I like to cook new things. I even like to cook, and try, new things on holidays. My dear wife does not. My dear wife likes traditional home-cooked holiday meals. My dear wife has still not forgiven me for our first Thanksgiving together 14 years ago, when we ate at the Jonathan Club because that's where my grandparents wanted to throw a dinner. (The fact that she was relentlessly interrogated by my female relatives may have something to do with it.) If an item of food is not visible in Freedom From Want, my dear wife wants no part of it.
I'm past my free will issues now and at peace with this.

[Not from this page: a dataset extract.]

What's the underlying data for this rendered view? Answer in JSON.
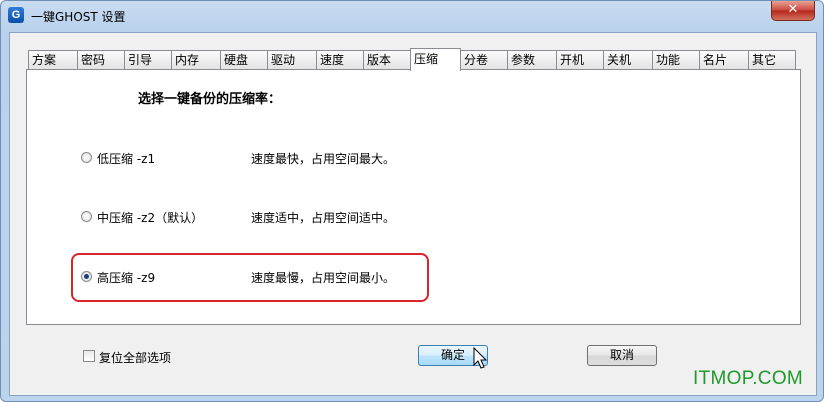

So I was somewhat surprised when my dear wife, inspired by an article in the Los Angeles Times, asked me to dry-brine the turkey this year.
I did it last night, using a mixture of kosher salt, diced fresh rosemary, and lemon zest. You clean the bird carefully first, dry it, then rub it vigorously with a generous sprinkling of this mixture.
Now, I really like salt. It's amazing that my blood pressure doesn't have more digits. But this seems like an awful lot of salt even to me. The experts swear that he salt will draw out all the juices and flavors without making the bird taste like the bottom of a pretzel bag. We'll see. If it doesn't work out, I will know who to blame.
Otherwise, I'm making it simpler this year. I'm passing up my mother's yam casserole, and therefore recovering roughly two months of our lives that would be spent by consuming that dish of butter and sugar. I'm going with my favorite stuffing (mushroom and carmelized onion stuffing from the Williams-Sonoma cookbook), a cheddar and chive mashed potato casserole, homemade cranberry sauce, and an cider gravy. Someone else is doing green vegetables and desert. Only 13 people. It will be practically relaxing.